We immediately contacted Hillary and asked her why she hadn’t told us. Instead of admitting her mistake and the fact that she had obviously lied to us, Hillary went off on a verbal rampage, accusing us of being unprofessional and that she’d never been treated so horribly before in all her life.
We told her to send the books back and while Hillary updated her Facebook status with snide oblique references to us, we scratched her name off the list of helpful people who actually have supported THE FIXER along the way to reality.
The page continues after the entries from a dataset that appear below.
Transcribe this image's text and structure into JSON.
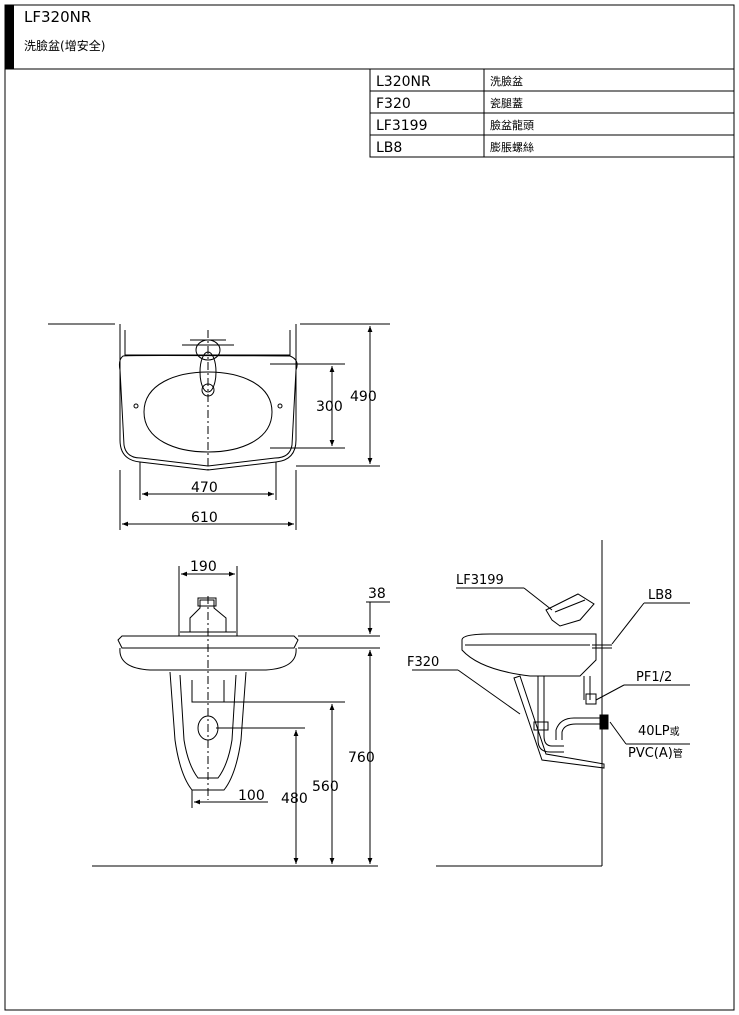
{
  "header": {
    "model": "LF320NR",
    "description_main": "洗臉盆",
    "description_paren": "(增安全)"
  },
  "parts_table": [
    {
      "code": "L320NR",
      "name": "洗臉盆"
    },
    {
      "code": "F320",
      "name": "瓷腿蓋"
    },
    {
      "code": "LF3199",
      "name": "臉盆龍頭"
    },
    {
      "code": "LB8",
      "name": "膨脹螺絲"
    }
  ],
  "top_view": {
    "dim_bowl_depth": "300",
    "dim_total_depth": "490",
    "dim_bowl_width": "470",
    "dim_total_width": "610"
  },
  "front_view": {
    "dim_faucet_spacing": "190",
    "dim_rim_thickness": "38",
    "dim_total_height": "760",
    "dim_drain_height": "560",
    "dim_supply_height": "480",
    "dim_offset": "100"
  },
  "side_view": {
    "label_faucet": "LF3199",
    "label_screw": "LB8",
    "label_pedestal_cover": "F320",
    "label_supply": "PF1/2",
    "label_drain_a": "40LP",
    "label_drain_a_suffix": "或",
    "label_drain_b": "PVC(A)",
    "label_drain_b_suffix": "管"
  }
}
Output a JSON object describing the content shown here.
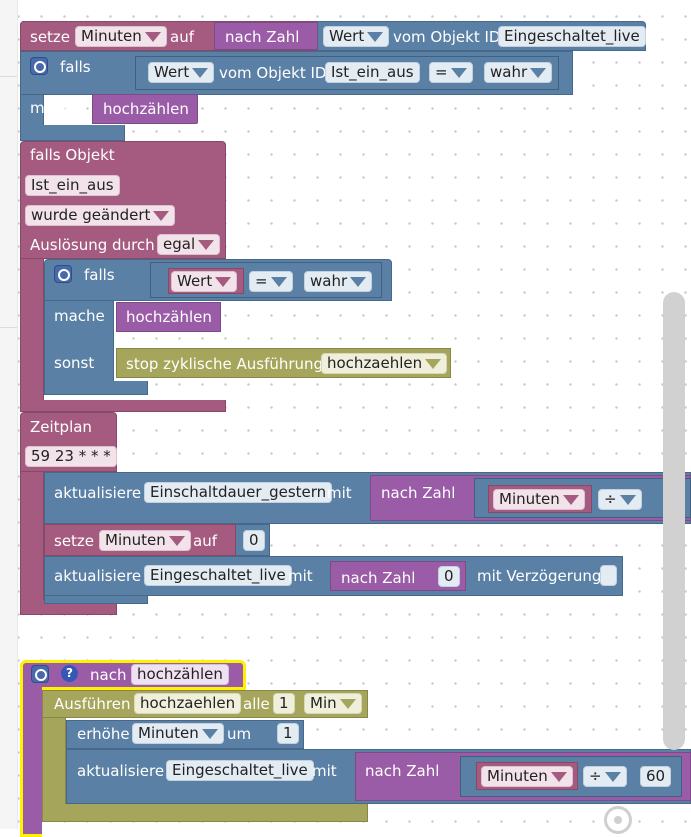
{
  "block1": {
    "setze": "setze",
    "var": "Minuten",
    "auf": "auf",
    "nach_zahl": "nach Zahl",
    "wert": "Wert",
    "vom_objekt_id": "vom Objekt ID",
    "obj_id": "Eingeschaltet_live",
    "falls": "falls",
    "wert2": "Wert",
    "vom_objekt_id2": "vom Objekt ID",
    "obj_id2": "Ist_ein_aus",
    "op": "=",
    "value": "wahr",
    "mache": "mache",
    "func": "hochzählen"
  },
  "trigger": {
    "title": "falls Objekt",
    "obj": "Ist_ein_aus",
    "cond": "wurde geändert",
    "ausloesung": "Auslösung durch",
    "ausloesung_val": "egal",
    "falls": "falls",
    "wert": "Wert",
    "op": "=",
    "value": "wahr",
    "mache": "mache",
    "func": "hochzählen",
    "sonst": "sonst",
    "stop": "stop zyklische Ausführung",
    "stop_val": "hochzaehlen"
  },
  "schedule": {
    "title": "Zeitplan",
    "cron": "59 23 * * *",
    "upd1": "aktualisiere",
    "upd1_obj": "Einschaltdauer_gestern",
    "mit": "mit",
    "nach_zahl": "nach Zahl",
    "var": "Minuten",
    "div": "÷",
    "setze": "setze",
    "var2": "Minuten",
    "auf": "auf",
    "zero": "0",
    "upd2": "aktualisiere",
    "upd2_obj": "Eingeschaltet_live",
    "mit2": "mit",
    "nach_zahl2": "nach Zahl",
    "zero2": "0",
    "verz": "mit Verzögerung"
  },
  "func": {
    "nach": "nach",
    "name": "hochzählen",
    "help": "?",
    "ausfuehren": "Ausführen",
    "interval_name": "hochzaehlen",
    "alle": "alle",
    "interval": "1",
    "unit": "Min",
    "erhoehe": "erhöhe",
    "var": "Minuten",
    "um": "um",
    "step": "1",
    "upd": "aktualisiere",
    "upd_obj": "Eingeschaltet_live",
    "mit": "mit",
    "nach_zahl": "nach Zahl",
    "var2": "Minuten",
    "div": "÷",
    "divisor": "60"
  },
  "colors": {
    "logic": "#5b80a5",
    "event": "#a55b80",
    "func": "#9a5ca6",
    "timer": "#a5a55b",
    "highlight": "#fff200"
  },
  "icons": [
    "gear-icon",
    "help-icon",
    "dropdown-arrow-icon",
    "workspace-center-icon"
  ]
}
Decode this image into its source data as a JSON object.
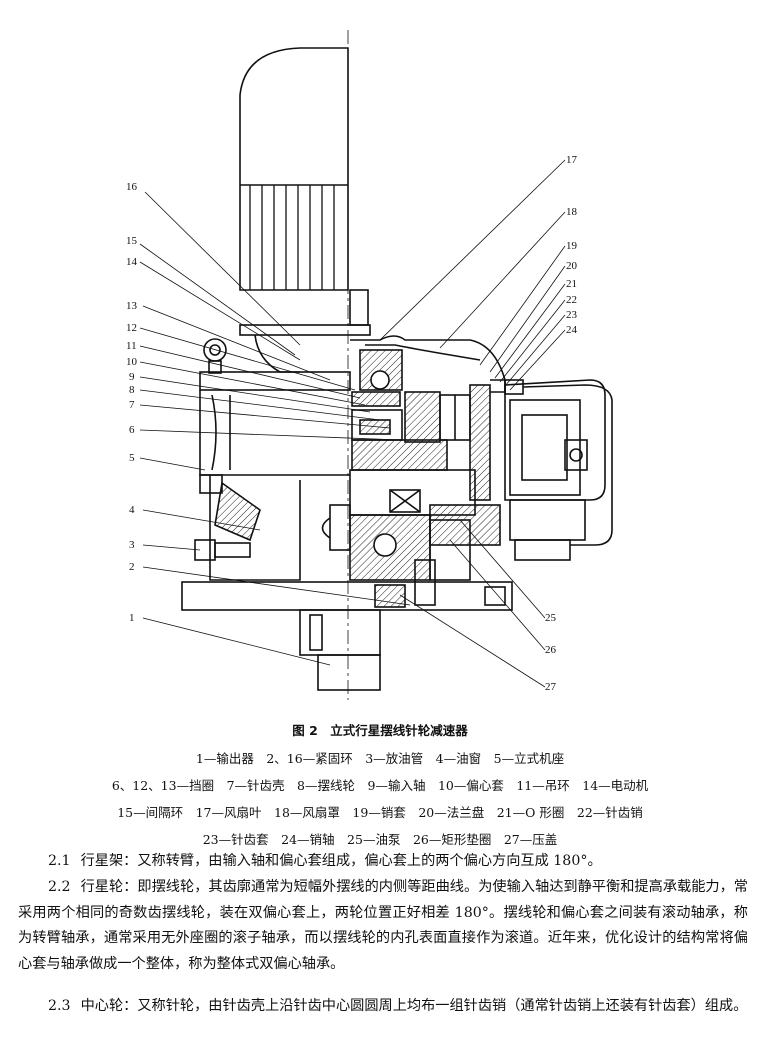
{
  "figure": {
    "callouts": [
      "1",
      "2",
      "3",
      "4",
      "5",
      "6",
      "7",
      "8",
      "9",
      "10",
      "11",
      "12",
      "13",
      "14",
      "15",
      "16",
      "17",
      "18",
      "19",
      "20",
      "21",
      "22",
      "23",
      "24",
      "25",
      "26",
      "27"
    ],
    "caption": "图 2　立式行星摆线针轮减速器",
    "legend": [
      "1—输出器　2、16—紧固环　3—放油管　4—油窗　5—立式机座",
      "6、12、13—挡圈　7—针齿壳　8—摆线轮　9—输入轴　10—偏心套　11—吊环　14—电动机",
      "15—间隔环　17—风扇叶　18—风扇罩　19—销套　20—法兰盘　21—O 形圈　22—针齿销",
      "23—针齿套　24—销轴　25—油泵　26—矩形垫圈　27—压盖"
    ]
  },
  "sections": [
    {
      "num": "2.1",
      "text": "行星架：又称转臂，由输入轴和偏心套组成，偏心套上的两个偏心方向互成 180°。"
    },
    {
      "num": "2.2",
      "text": "行星轮：即摆线轮，其齿廓通常为短幅外摆线的内侧等距曲线。为使输入轴达到静平衡和提高承载能力，常采用两个相同的奇数齿摆线轮，装在双偏心套上，两轮位置正好相差 180°。摆线轮和偏心套之间装有滚动轴承，称为转臂轴承，通常采用无外座圈的滚子轴承，而以摆线轮的内孔表面直接作为滚道。近年来，优化设计的结构常将偏心套与轴承做成一个整体，称为整体式双偏心轴承。"
    },
    {
      "num": "2.3",
      "text": "中心轮：又称针轮，由针齿壳上沿针齿中心圆圆周上均布一组针齿销（通常针齿销上还装有针齿套）组成。"
    }
  ]
}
The thing is this: we’re always glad for help. But Hillary had made herself seem like she could deliver our entire financing goal easily – even going so far as to tell Jaime that she was 90% certain she could get the money. Well, if you tell that to two guys who are eager to set the world alight with a new kick-butt TV series, they’re obviously going to ask you to step up to the plate and deliver.
If Hillary had simply gotten back to us and said, “he said no,” that would have been fine. Case closed on that prospect; on to others. And we had plenty of people yet to speak with.
Instead, Hillary chose to lie when she told us she hadn’t heard anything. She tried to ingratiate herself into the actual production of THE FIXER and secure her own standing there before telling us it was a no. And by doing so, all she actually guaranteed was that we would never trust her or employ her in any fashion.
As we’ve found, people will say almost anything. But getting them to step up and deliver is something else. We don’t have time for liars.
Only for success at what we’ve committed ourselves to achieving.